Gonet considera inconstitucional o artigo da lei que estabelece uma nova compensação financeira para policiais que atuem como monitores ou na gestão das escolas, devido à falta de indicação de fonte de custeio e de estimativas de impacto financeiro.
Conforme a legislação, policiais inativos podem receber até R$ 6 mil pela monitoria em tempo integral, com valores superiores para funções de gestão. Quanto às escolas cívico-militares, Gonet reiterou que a legislação paulista não infringe a Constituição, permitindo a atuação da Polícia Militar nas escolas estaduais e municipais.
O procurador-geral afirmou que a legislação não interfere em currículos, conteúdos programáticos, metodologia de ensino ou no exercício das atividades docentes, respeitando a competência da União sobre diretrizes e bases da educação nacional.

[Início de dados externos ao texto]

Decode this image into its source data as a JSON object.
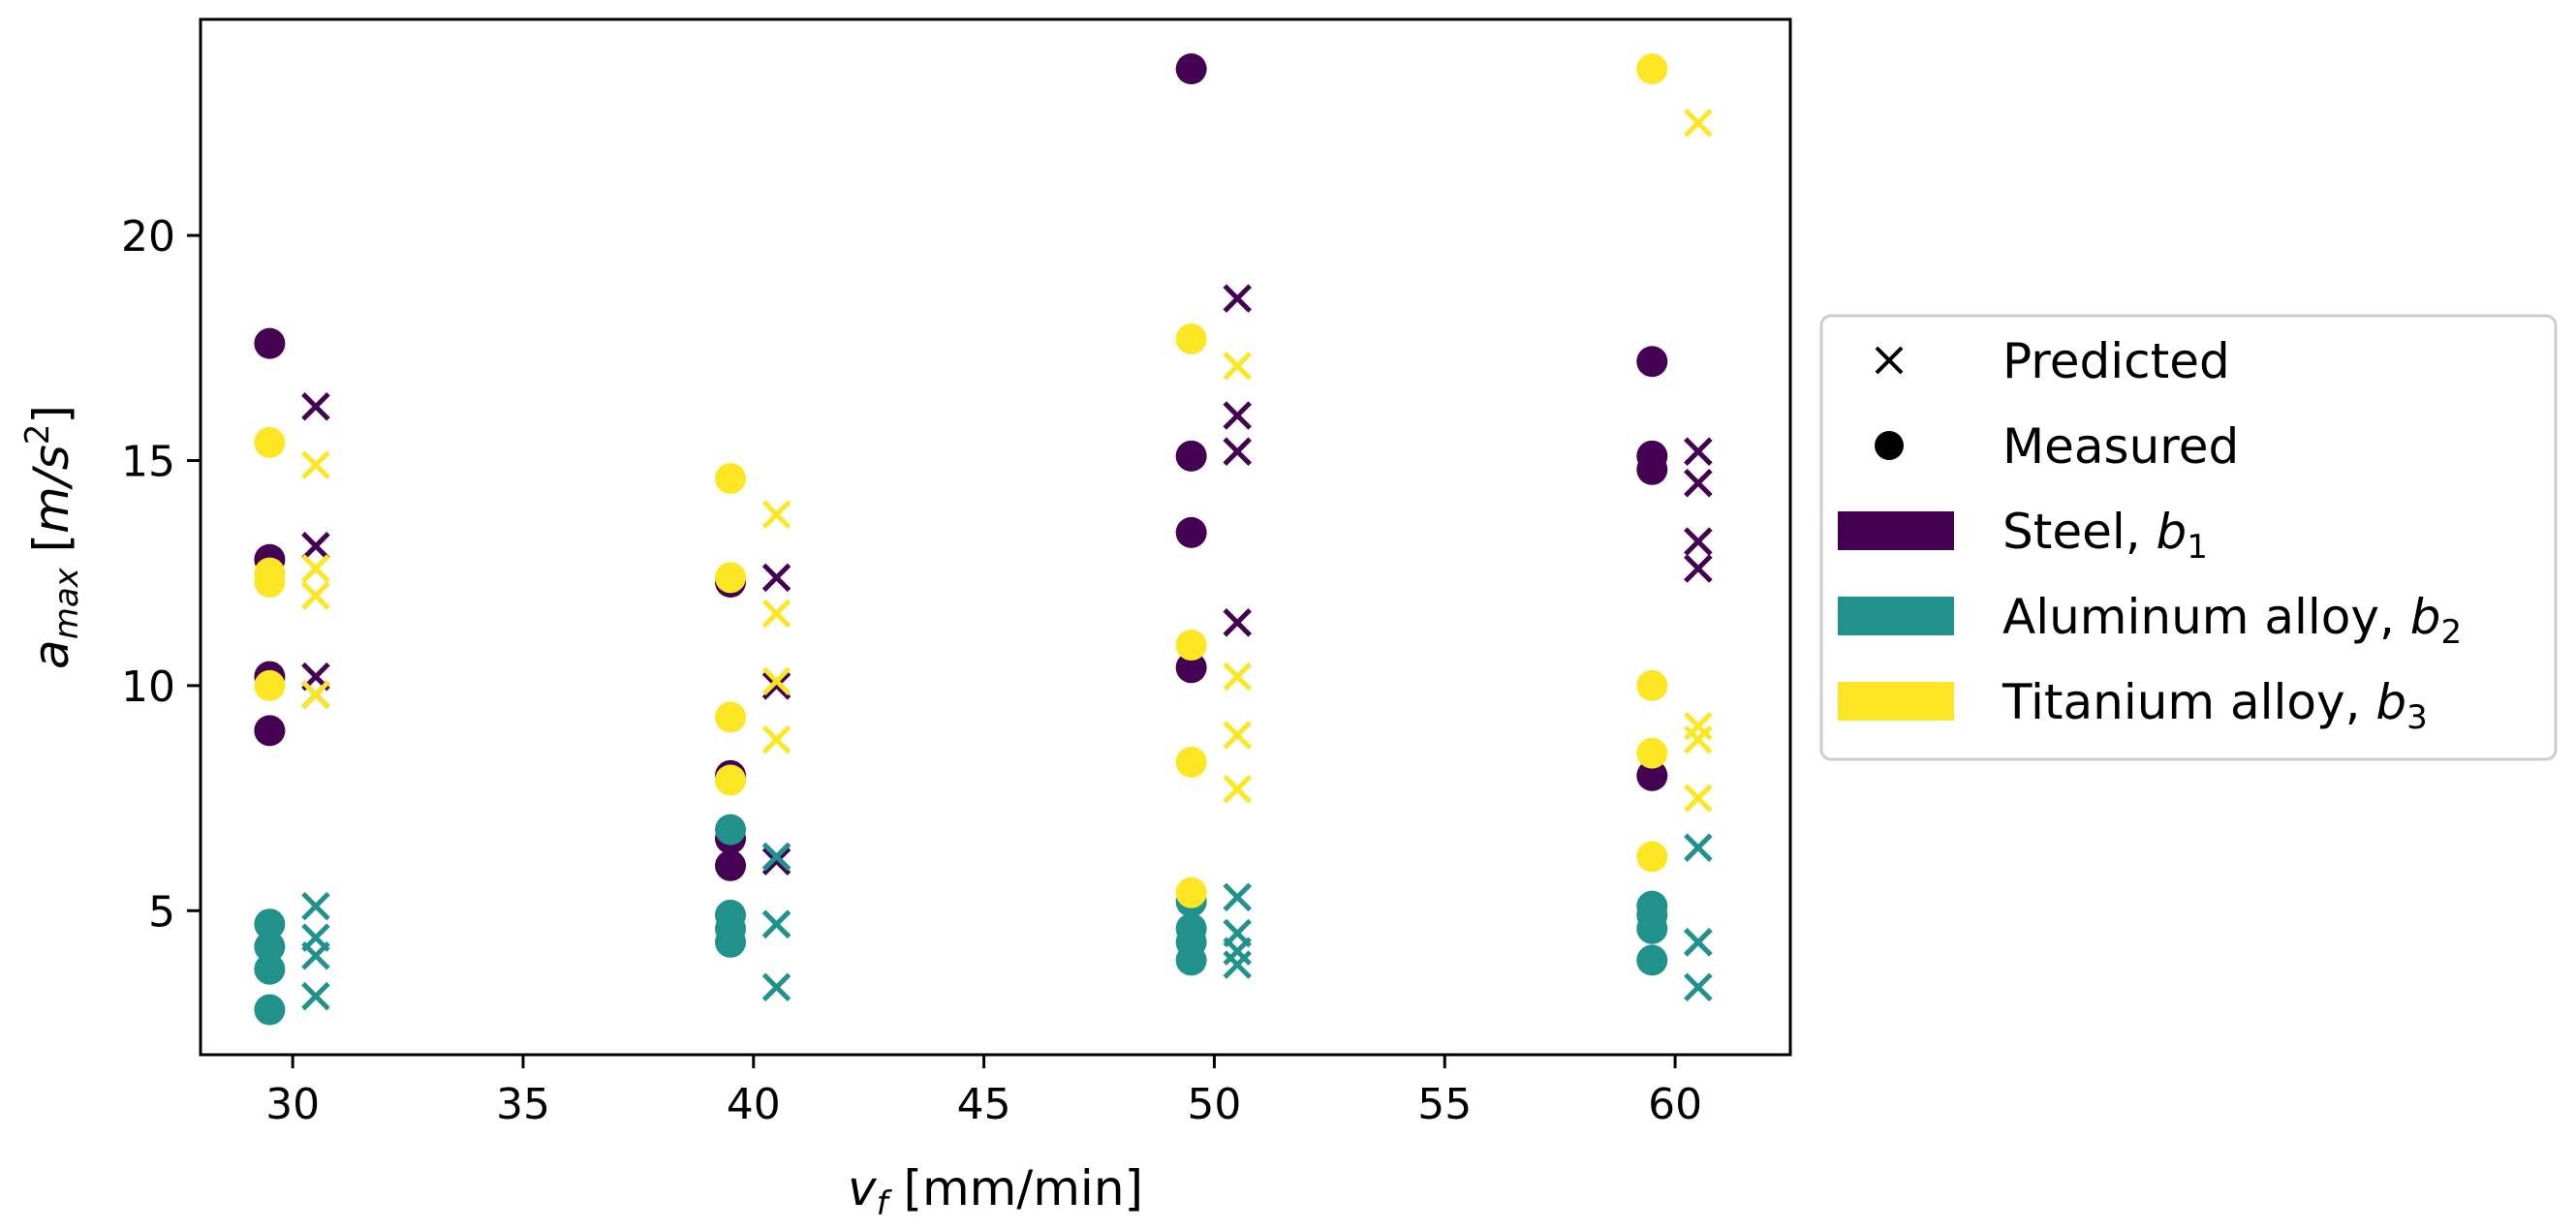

Gonet também observou que a implementação do programa depende de consulta à comunidade escolar, garantindo que não haja imposição estatal. O parecer foi enviado ao STF na última terça-feira, no contexto de uma ação do PSOL aberta em maio de 2024, sob relatoria do ministro Gilmar Mendes.
A posição da Procuradoria-Geral da República difere da Advocacia-Geral da União, que se opõe à constitucionalidade do programa, argumentando que a legislação paulista invade a competência exclusiva da União para legislar sobre educação e que a presença de militares em escolas básicas é incompatível com a finalidade das instituições militares.
Ainda não há prazo definido para o julgamento do tema pelo plenário do Supremo.